My first idea with this recipe was simply to try and make a sweet potato burger from scratch. I’ve made a few burgers by now, I love sweet potatoes, and I had plenty of ingredients on hand. What could possibly go wrong? Well, a lot, as it turned out. Rather than burgers, I made something which had a very strange consistency. After eating the whole batch, we agreed that they were more closely related to scones, which was a little dent in my cooking ego. Though they were delicious, I have thus far refused to make them again, due to J’s constant insistence that he “would like to have those scones again”. Here’s how I made them.
Ingredients:
- 2 medium sweet potatoes
- 3 tablespoons agave nectar
- Around 100g sundried tomatoes
- 1/2 red onion
- 1 medium egg
- 8-10 tablespoons flour
- 4 teaspoons BBQ spice mix
- 4 teaspoons pasta spice mix
First of all, I softened up the sweet potatoes by boiling them in water and agave nectar.
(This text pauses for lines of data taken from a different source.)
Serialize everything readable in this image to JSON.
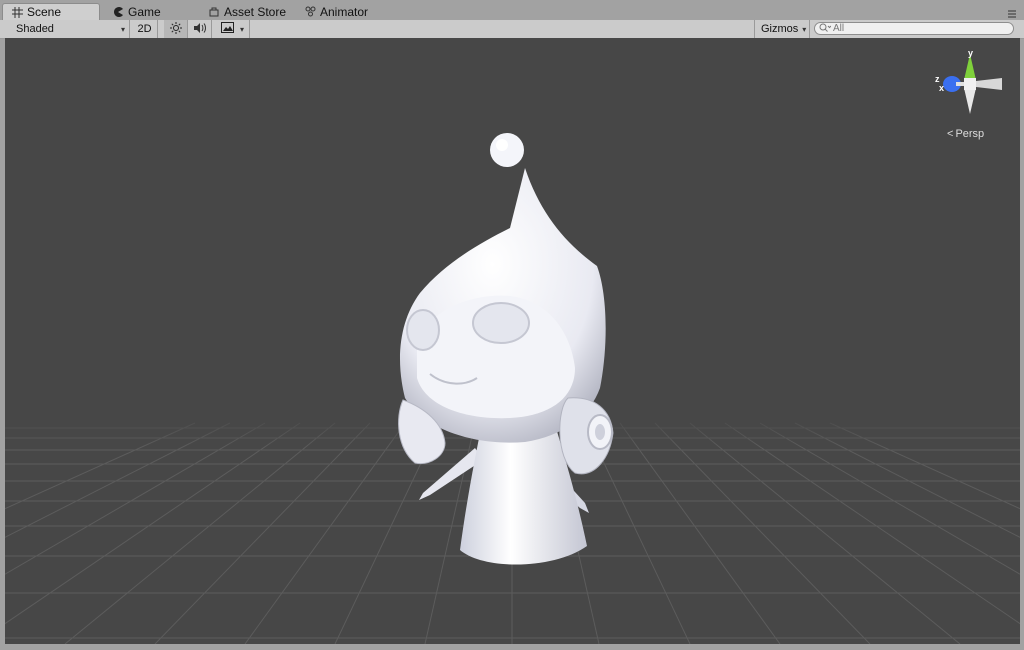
{
  "tabs": [
    {
      "label": "Scene",
      "icon": "grid-icon",
      "active": true
    },
    {
      "label": "Game",
      "icon": "pacman-icon",
      "active": false
    },
    {
      "label": "Asset Store",
      "icon": "store-icon",
      "active": false
    },
    {
      "label": "Animator",
      "icon": "animator-icon",
      "active": false
    }
  ],
  "toolbar": {
    "shading_mode": "Shaded",
    "mode_2d": "2D",
    "lighting_icon": "sun-icon",
    "audio_icon": "speaker-icon",
    "effects_icon": "image-icon",
    "gizmos_label": "Gizmos",
    "search_placeholder": "All"
  },
  "viewport": {
    "projection_label": "Persp",
    "axis_y": "y",
    "axis_z": "z",
    "axis_x": "x",
    "colors": {
      "background": "#474747",
      "grid": "#5a5a5a",
      "axis_y": "#7fd13b",
      "axis_z": "#3a6ff0"
    }
  }
}
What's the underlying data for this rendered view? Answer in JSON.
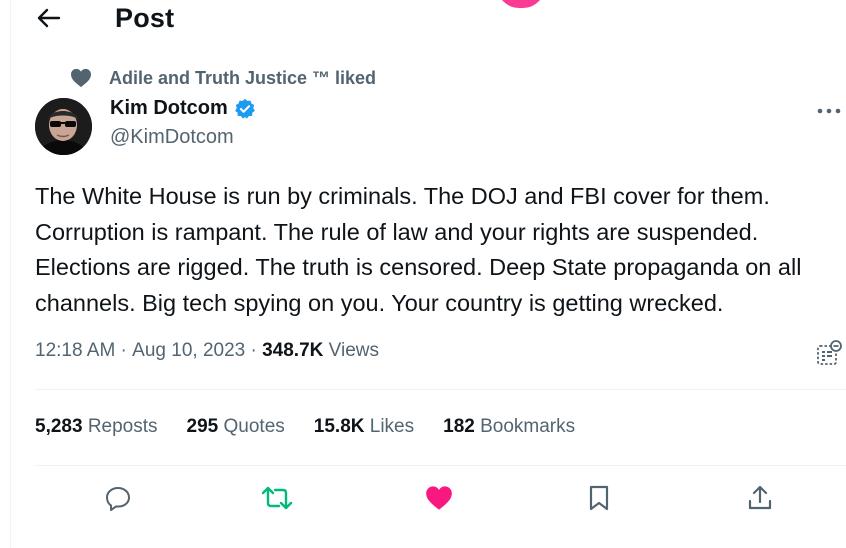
{
  "header": {
    "title": "Post",
    "back_icon": "arrow-left-icon"
  },
  "social_context": {
    "text": "Adile and Truth Justice ™ liked",
    "icon": "heart-icon"
  },
  "author": {
    "name": "Kim Dotcom",
    "handle": "@KimDotcom",
    "verified": true
  },
  "tweet": {
    "text": "The White House is run by criminals. The DOJ and FBI cover for them. Corruption is rampant. The rule of law and your rights are suspended. Elections are rigged. The truth is censored. Deep State propaganda on all channels. Big tech spying on you. Your country is getting wrecked."
  },
  "meta": {
    "time": "12:18 AM",
    "sep1": " · ",
    "date": "Aug 10, 2023",
    "sep2": " · ",
    "views_count": "348.7K",
    "views_label": " Views"
  },
  "stats": [
    {
      "count": "5,283",
      "label": " Reposts"
    },
    {
      "count": "295",
      "label": " Quotes"
    },
    {
      "count": "15.8K",
      "label": " Likes"
    },
    {
      "count": "182",
      "label": " Bookmarks"
    }
  ],
  "actions": [
    "reply-icon",
    "repost-icon",
    "like-icon",
    "bookmark-icon",
    "share-icon"
  ],
  "colors": {
    "text": "#0f1419",
    "secondary": "#536471",
    "verified": "#1d9bf0",
    "repost_active": "#00ba7c",
    "like_active": "#f91880",
    "divider": "#eff3f4"
  }
}
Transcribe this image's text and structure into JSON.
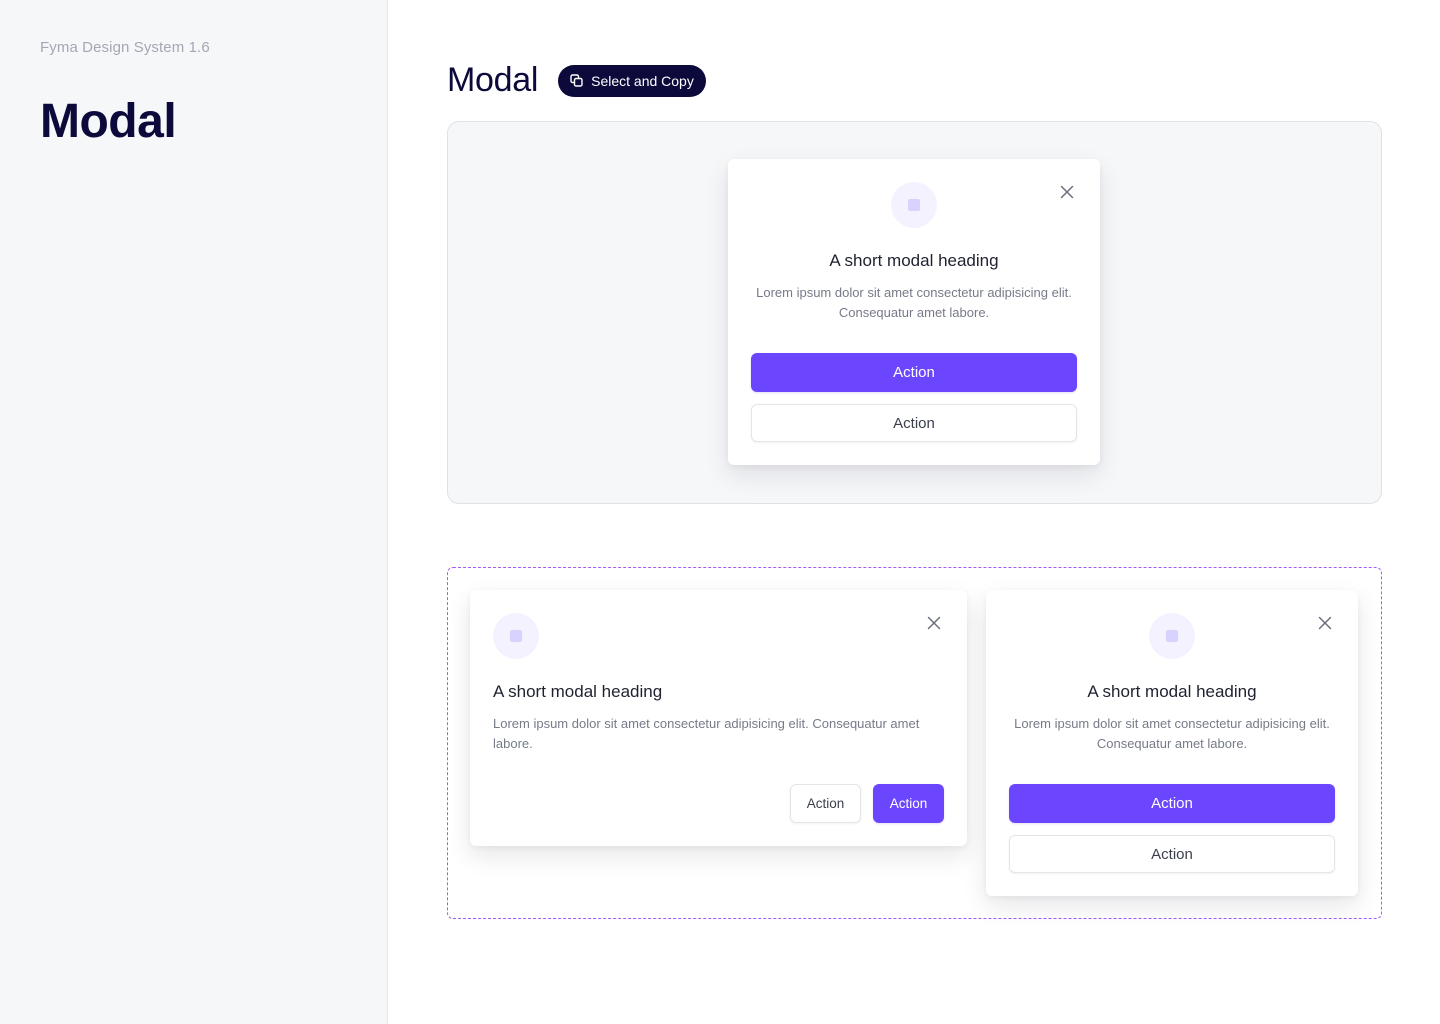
{
  "sidebar": {
    "system_name": "Fyma Design System 1.6",
    "title": "Modal"
  },
  "header": {
    "title": "Modal",
    "copy_button_label": "Select and Copy",
    "copy_icon": "copy-icon"
  },
  "colors": {
    "primary": "#6b46fe",
    "navy": "#0b0a3b",
    "dashed_border": "#a35cf5",
    "sidebar_bg": "#f6f7f9"
  },
  "modals": [
    {
      "variant": "centered-stacked",
      "icon": "feature-icon",
      "close_icon": "close-icon",
      "heading": "A short modal heading",
      "body": "Lorem ipsum dolor sit amet consectetur adipisicing elit. Consequatur amet labore.",
      "primary_action": "Action",
      "secondary_action": "Action"
    },
    {
      "variant": "left-aligned-inline",
      "icon": "feature-icon",
      "close_icon": "close-icon",
      "heading": "A short modal heading",
      "body": "Lorem ipsum dolor sit amet consectetur adipisicing elit. Consequatur amet labore.",
      "primary_action": "Action",
      "secondary_action": "Action"
    },
    {
      "variant": "centered-stacked",
      "icon": "feature-icon",
      "close_icon": "close-icon",
      "heading": "A short modal heading",
      "body": "Lorem ipsum dolor sit amet consectetur adipisicing elit. Consequatur amet labore.",
      "primary_action": "Action",
      "secondary_action": "Action"
    }
  ]
}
They went in the blender along with the sundried tomatoes, onion, egg, and spices. As I blended the mixture, it became clear that the mixture was far too wet. There was no way it was going to hold into burger shapes. So the solution was the make it less wet – and adding flour would do that, right? After adding somewhere between eight and ten tablespoons (I lost track), I finally had to concede defeat. The mixture still was not enough to shape into solid lumps of burger, but there was so much flour in it already that I was halfway to making bread. In the end, I shaped it into burgers and then put it into the oven until it was looking more solid and the colour had improved to a more golden shade.
As I mentioned earlier, they were actually really tasty. They had the same kind of consistency of a scone, although perhaps a slightly denser one, with the sweet potato flavour. They were a little chewy but very filling. They definitely had a moreish quality to them, and I could actually quite happily make and eat them again. They were hearty, and went well on their own as well as accompanied by elements like avocado and mayonnaise. I perhaps would recommend not bothering with a bread bun, because they are doughy enough not to need one. I would probably describe them as a more Italian take on a scone, with the flavourings from the sundried tomatoes and pasta spices.